As you may already know, I have built the Pi cluster to be a sandbox in which I can tinker with various technology stacks, to experiment, to tweak configs, to try out new ideas quickly and easily. My goal is to play with the currently fashionable stacks like Docker, Hadoop, ELK, you name it.
Everyone who has tried setting up a server stack knows that it is not an easy job: it may take days or weeks and hundreds of little steps just to get a stack running. Installation is an essential part of the fun especially for hobby projects, but it also makes you more and more cautious as your system's complexity grows, ultimately limiting the speed of innovation. What if you mess up a configuration and you need to restore the system to an earlier state? What would happen if you would need to start over from scratch? Will you still remember all the steps you need to execute to install the stack in 6 months? If you just add customization to a stack without any documentation, you will fear reinstalling it in just a few weeks. Even if you write a very detailed setup documentation, repeating each step by hand, in a 4-node cluster is tedious and error prone to say at least. Over time, you end up with snowflake-servers: unique and irreproducible machines with configs you do not dare to touch.
To overcome the obstacle of configuration management, I decided to use "Infrastructure as Code" principles to set up the cluster. The basic idea is to formalize the state of the infrastructure in a markup language (ruby, yaml, etc.) and use a provisioning / configuration management software to realize the setup on cloud or on-premise hardware. This code is usually declarative, describing properties of the desired system and the configuration management software will execute operating system commands to build a system. A configuration like this is usually written to be idempotent: it can be run multiple times without the fear of corrupting the system. The source code is written using software engineering best practices: it is stored in version control system, it is reviewed and tested much like the source code of any other regular software product. With this approach the system configuration is well documented and it can be executed by a machine which leads to quicker setup times and less errors. Provisioning systems becomes very inexpensive.

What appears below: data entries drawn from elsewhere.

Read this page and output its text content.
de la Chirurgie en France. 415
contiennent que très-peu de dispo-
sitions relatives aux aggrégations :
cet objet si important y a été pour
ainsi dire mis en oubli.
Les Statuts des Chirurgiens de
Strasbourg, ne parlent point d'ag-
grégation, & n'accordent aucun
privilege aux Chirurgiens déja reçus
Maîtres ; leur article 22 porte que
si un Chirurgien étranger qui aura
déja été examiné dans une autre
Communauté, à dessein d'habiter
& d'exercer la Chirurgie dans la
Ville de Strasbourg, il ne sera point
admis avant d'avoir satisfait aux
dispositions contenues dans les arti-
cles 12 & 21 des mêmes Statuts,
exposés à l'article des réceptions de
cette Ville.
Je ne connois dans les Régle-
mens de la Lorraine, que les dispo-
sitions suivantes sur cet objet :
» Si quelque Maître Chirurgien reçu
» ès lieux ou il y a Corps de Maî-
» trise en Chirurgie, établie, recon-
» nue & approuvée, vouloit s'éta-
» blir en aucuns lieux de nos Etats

In early 2010, with cloud computing, "Infrastructure as Code" became popular among early adopters and it appeared in the ThoughtWorks technology radar in 2011 as a philosophy mature enough to be adopted in projects. Since then the provisioning tools has matured even further and have became more enterprise grade. The most commonly used configuration management software as of today are: Puppet, Chef and Ansible.
I have chosen Ansible from the above list as it seemed to have a very low bar of entry. It is an agentless solution, meaning you install the Ansible application on your "Control Machine" and no additional software is needed to be installed on the nodes which are being provisioned, just standard SSH access. The control machine has access to the provisioning scripts called "playbooks" and it uses SSH to execute the playbooks on remote nodes. The playbooks are written in yaml, and can be extended with new modules in any programming language. The built-in modules have been more than adequate to serve my provisioning needs so far, and I was able to quickly script my playbooks in yaml using the Emacs yaml-mode plugin. I found the following resources to be very good introductions to the topic:
- Videos
- Books
To illustrate the power of the technology, with the help of my custom Ansible playbooks I can provision the 4-node cluster in less than 2 hours from scratch. It takes about 30 minutes to flash the memory cards, perform basic network setup and install Ansible on the controller node, then the scripts take control and install basic tooling, NFS, collectd/Graphite-based telemetry, docker and noip/SSH-based remote access in 70 minutes without user interaction. The Raspberry Pi's slow SD card I/O is the main bottleneck in the process. On real world systems with modern SSD-s the provisioning would take much less time.